Do we wish it were still alive? – It still is, sort of. The Sonic continues to thrive, and is one of the better small cars that GM has produced to date. The Aveo is dead! Long live the Aveo!
What was it? – A proper Blue Oval supercar. This mid-engined stunner paid homage to Ford's GT40 racecars of the 1960s, and it was simply amazing. It used a 5.4-liter supercharged V8 and a six-speed manual transmission, and was heavily praised by even the most famously finicky of car critics, including Jeremy Clarkson. To this day, it remains a true performance icon, and sells on the used market for well over its original starting price.

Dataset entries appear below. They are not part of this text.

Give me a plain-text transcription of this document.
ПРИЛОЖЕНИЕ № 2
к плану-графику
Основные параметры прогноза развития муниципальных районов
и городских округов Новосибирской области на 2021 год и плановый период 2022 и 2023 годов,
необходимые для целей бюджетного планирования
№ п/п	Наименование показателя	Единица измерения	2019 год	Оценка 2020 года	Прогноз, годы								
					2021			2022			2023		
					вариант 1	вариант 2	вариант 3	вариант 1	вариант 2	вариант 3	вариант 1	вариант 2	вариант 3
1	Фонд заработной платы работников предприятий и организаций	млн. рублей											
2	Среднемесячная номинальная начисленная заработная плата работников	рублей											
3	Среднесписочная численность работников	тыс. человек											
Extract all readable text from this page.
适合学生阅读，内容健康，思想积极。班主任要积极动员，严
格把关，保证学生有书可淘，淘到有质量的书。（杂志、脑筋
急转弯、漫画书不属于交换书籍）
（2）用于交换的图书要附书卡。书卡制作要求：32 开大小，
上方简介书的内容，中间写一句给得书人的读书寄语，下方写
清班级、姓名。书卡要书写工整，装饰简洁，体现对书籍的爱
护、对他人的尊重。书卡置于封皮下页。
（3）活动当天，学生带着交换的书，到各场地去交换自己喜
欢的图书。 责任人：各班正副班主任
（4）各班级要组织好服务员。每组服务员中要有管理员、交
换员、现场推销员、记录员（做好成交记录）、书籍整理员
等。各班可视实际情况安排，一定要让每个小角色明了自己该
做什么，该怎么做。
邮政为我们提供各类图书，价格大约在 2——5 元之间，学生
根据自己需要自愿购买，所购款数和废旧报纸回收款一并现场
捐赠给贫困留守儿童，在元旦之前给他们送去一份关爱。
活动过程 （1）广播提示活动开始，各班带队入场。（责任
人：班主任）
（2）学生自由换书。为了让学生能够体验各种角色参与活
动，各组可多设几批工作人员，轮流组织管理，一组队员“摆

Do we wish it were still alive? – Yes. A thousand times, yes. When Ford killed the GT, it gave us the Mustang-bodied Shelby GT500, which while great (and now packed with 662 horsepower) just wasn't the same. We'd absolutely love to see a GT redux, and soon.
UPDATE: We mistakenly wrote that the Chevrolet Corvette turned 50 years old last year, when in fact it celebrated its 60th birthday in 2013. Also, the Ford Mustang celebrates its 50th anniversary this year, not in 2015. Further, the Ferrari F12 Berlinetta is a two-seater, not a 2+2. The text has been adjusted.